“For e’en a woman’s wisdom’s not so coarse

As to despise the good and choose the worse.”

But it is consistent with the character of, and becoming to God to give form to what is shapeless, and to invest what is most ugly with admirable beauty. Again, if the new world is to be exactly like the old one, then the maker is only wasting his labour, and differs in no respect from infant children who, very often while playing on the sea shore raise up little mounds of sand, and then pull them down again with their hands and destroy them; for it would have been much better than making another world exactly like the former, neither to take anything from, nor to add anything to, nor to change either for the better or for the worse, what existed originally, but to let it remain just as it was. If, on the other hand, he is about to make a world better than the former one, then the maker too must be better than the maker of the former world, so that when he made the former world he was inferior both in his skill and in his intellect, which is impious even to imagine, for God is at all times equal and similar to himself, being neither capable of any relaxation which can make him worse, nor of any extension which can make him better.

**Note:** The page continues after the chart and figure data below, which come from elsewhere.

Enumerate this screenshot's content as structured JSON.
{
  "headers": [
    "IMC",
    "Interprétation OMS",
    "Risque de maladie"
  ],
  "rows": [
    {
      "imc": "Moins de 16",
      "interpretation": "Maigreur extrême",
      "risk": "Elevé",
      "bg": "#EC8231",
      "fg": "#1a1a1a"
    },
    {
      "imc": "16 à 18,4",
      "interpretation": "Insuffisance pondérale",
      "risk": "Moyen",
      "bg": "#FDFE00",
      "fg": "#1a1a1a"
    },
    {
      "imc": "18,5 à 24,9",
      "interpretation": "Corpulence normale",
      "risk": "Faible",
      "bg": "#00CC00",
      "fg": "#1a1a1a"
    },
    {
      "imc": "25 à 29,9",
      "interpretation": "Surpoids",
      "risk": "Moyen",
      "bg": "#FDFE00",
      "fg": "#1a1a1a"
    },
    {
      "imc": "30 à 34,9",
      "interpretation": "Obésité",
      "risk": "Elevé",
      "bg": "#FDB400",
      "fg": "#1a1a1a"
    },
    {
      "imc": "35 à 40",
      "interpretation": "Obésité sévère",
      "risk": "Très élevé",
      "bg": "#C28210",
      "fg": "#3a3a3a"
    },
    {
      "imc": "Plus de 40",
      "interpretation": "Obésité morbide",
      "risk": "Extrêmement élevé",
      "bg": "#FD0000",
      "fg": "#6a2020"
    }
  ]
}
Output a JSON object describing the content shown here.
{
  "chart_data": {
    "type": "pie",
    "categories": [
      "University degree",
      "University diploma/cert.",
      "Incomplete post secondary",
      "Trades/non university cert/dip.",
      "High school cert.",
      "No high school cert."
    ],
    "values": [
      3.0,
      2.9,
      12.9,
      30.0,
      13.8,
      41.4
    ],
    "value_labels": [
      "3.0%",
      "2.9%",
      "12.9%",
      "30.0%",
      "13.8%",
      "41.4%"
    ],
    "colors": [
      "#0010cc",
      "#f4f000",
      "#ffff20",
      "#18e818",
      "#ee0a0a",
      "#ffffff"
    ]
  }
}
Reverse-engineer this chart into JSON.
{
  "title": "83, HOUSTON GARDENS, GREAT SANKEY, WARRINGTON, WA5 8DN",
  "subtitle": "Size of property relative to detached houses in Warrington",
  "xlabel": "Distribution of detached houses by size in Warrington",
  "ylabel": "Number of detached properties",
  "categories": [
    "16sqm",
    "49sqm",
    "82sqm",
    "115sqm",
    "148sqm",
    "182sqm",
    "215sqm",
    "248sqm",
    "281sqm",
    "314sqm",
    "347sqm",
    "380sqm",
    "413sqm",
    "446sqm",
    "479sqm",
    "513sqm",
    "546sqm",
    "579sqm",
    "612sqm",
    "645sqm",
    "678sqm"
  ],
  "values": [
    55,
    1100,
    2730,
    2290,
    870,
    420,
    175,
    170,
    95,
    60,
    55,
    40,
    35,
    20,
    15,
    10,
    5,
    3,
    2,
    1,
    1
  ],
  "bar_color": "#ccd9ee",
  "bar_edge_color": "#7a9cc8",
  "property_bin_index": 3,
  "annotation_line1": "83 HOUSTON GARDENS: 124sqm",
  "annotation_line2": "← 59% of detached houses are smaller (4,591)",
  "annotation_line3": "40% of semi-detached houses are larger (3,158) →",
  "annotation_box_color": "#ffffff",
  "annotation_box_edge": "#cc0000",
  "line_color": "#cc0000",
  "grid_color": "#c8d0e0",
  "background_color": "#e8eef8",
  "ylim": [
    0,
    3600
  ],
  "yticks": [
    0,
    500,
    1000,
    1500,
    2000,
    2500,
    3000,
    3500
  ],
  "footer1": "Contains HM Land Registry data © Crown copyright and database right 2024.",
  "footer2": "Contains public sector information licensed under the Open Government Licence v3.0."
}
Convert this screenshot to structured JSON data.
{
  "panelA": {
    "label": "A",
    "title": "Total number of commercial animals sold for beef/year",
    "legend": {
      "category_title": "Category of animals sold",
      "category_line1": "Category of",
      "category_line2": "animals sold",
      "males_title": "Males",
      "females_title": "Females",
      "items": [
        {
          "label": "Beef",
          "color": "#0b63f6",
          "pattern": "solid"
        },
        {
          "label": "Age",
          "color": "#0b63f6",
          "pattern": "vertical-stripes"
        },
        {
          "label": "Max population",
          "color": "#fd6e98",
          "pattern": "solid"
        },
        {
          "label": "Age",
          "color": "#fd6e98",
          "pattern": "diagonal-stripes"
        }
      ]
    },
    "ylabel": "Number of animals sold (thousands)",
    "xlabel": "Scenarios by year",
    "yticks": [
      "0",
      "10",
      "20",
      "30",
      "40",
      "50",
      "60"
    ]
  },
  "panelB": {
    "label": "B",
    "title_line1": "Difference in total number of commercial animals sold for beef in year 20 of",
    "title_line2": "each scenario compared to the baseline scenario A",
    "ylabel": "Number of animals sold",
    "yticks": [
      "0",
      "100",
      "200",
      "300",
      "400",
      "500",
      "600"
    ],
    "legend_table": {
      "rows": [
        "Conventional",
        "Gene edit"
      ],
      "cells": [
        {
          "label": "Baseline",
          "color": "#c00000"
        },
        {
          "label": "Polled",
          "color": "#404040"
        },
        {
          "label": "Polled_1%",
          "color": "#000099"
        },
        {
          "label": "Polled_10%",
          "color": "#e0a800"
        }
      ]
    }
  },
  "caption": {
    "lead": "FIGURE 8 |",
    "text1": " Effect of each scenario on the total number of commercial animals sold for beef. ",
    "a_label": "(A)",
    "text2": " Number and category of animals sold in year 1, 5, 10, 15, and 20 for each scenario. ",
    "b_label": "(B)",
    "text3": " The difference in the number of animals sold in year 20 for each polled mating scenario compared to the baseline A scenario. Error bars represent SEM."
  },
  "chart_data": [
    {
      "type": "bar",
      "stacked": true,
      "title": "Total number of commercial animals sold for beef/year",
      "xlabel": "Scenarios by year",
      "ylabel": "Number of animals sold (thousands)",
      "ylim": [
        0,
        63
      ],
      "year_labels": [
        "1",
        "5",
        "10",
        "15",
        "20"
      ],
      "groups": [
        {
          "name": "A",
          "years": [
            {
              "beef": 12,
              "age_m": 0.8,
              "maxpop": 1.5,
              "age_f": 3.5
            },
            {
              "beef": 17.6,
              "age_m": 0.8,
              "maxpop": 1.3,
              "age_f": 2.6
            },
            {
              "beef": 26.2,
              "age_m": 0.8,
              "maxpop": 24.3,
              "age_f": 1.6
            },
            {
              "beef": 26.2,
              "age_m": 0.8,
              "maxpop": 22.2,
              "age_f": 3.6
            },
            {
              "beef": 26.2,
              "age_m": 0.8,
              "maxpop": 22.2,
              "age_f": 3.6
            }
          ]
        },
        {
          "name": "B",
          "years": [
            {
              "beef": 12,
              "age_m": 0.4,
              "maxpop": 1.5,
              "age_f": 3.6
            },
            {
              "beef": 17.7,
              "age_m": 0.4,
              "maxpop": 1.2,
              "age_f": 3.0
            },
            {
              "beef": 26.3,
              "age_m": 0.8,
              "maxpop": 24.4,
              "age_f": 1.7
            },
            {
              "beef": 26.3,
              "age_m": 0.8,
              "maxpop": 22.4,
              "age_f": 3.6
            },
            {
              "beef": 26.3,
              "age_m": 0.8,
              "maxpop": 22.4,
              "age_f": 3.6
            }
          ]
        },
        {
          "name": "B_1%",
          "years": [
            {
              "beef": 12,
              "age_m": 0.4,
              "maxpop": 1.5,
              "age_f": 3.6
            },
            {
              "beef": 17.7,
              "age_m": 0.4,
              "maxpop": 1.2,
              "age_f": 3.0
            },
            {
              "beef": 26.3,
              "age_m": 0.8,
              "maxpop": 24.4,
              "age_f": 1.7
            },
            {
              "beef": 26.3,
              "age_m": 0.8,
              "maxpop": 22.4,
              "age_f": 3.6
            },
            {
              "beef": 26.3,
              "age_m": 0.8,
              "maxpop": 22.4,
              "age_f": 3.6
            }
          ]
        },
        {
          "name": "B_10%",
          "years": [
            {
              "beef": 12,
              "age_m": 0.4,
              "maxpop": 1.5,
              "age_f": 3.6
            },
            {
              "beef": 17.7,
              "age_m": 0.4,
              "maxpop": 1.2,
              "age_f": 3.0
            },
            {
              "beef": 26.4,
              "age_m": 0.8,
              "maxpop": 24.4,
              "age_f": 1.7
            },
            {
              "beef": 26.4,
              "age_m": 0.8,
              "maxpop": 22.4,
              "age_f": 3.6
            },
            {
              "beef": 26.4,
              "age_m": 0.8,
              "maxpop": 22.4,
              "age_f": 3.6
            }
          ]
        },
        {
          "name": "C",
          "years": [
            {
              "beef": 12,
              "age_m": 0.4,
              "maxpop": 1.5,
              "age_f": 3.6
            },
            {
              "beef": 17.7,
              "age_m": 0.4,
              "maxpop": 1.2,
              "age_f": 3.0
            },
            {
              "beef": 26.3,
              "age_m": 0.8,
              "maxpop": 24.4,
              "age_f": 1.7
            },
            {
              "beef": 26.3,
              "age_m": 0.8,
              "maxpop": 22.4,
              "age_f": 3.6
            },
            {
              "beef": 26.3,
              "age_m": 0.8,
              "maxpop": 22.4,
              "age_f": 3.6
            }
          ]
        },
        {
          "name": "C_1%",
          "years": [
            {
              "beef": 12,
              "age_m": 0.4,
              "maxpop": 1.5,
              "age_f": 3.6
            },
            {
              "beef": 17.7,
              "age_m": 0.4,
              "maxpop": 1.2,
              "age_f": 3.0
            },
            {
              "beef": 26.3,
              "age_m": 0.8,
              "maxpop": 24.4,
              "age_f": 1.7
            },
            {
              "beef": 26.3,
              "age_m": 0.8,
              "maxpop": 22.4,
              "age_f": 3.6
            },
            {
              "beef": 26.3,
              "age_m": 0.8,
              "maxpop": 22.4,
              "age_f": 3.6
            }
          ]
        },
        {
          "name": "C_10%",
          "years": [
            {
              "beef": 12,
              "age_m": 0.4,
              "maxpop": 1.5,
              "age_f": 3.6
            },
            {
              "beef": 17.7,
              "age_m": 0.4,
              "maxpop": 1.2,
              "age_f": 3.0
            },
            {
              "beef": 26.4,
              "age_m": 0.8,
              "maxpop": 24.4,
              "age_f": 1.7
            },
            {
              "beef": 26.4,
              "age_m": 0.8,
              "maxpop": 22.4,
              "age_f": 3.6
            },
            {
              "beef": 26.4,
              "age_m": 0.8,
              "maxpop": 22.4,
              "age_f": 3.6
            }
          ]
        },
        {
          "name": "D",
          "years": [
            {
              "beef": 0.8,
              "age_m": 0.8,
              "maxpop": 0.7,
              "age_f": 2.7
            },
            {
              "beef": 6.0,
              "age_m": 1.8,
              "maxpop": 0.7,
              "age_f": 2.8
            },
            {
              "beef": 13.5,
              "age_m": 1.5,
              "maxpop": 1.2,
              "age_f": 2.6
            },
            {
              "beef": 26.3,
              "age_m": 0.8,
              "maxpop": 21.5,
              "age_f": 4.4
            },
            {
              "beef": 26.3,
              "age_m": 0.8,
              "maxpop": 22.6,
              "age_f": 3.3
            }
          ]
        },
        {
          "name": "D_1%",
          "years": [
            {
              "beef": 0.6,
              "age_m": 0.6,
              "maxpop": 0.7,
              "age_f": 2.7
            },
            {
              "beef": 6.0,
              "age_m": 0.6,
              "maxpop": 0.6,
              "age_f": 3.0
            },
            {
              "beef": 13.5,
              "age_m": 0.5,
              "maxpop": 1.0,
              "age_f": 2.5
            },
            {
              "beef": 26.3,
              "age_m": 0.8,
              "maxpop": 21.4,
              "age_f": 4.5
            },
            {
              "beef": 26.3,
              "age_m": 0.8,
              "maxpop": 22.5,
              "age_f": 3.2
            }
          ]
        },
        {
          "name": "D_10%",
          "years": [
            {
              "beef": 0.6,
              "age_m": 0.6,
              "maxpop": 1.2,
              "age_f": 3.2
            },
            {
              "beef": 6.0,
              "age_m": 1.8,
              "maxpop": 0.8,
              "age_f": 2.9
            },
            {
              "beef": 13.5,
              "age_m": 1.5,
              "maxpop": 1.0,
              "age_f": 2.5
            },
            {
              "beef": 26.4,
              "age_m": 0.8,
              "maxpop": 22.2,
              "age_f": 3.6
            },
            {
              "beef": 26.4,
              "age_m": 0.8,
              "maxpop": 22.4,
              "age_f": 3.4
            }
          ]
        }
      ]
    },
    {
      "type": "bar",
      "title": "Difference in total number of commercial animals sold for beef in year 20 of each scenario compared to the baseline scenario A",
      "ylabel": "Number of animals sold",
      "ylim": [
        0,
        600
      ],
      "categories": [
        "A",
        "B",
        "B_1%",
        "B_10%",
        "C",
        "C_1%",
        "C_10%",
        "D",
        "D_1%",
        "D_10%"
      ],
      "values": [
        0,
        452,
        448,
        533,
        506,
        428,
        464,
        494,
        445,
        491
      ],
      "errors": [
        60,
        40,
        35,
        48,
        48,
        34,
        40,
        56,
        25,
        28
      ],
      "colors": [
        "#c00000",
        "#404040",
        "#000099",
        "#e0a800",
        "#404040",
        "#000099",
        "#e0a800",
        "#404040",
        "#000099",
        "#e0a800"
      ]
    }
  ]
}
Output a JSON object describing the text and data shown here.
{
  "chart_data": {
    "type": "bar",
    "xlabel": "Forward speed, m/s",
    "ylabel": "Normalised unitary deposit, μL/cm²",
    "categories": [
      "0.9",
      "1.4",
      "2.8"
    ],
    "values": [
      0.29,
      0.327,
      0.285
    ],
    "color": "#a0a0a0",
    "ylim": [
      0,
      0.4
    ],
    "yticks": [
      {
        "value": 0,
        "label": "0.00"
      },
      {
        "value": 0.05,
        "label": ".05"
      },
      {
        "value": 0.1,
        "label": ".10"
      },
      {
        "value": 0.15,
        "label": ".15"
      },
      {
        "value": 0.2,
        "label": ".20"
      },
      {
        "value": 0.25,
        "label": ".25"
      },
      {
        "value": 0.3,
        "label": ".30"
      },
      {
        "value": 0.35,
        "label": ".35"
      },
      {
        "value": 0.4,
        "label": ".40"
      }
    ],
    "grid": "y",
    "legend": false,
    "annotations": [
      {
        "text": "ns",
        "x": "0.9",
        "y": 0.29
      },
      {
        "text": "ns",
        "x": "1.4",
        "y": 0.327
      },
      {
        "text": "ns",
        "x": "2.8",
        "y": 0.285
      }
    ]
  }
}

Men, indeed, do admit of such inequalities in either direction, being naturally liable to alter either for the better or for the worse, and continually admitting of increase, and advance, and improvement, and everything contrary to these states; and besides this, the works of us who are but mortal men may very appropriately be perishable, but the works of the immortal must in all consistency and reason be likewise imperishable, for it is natural that what is made should resemble the nature of the maker.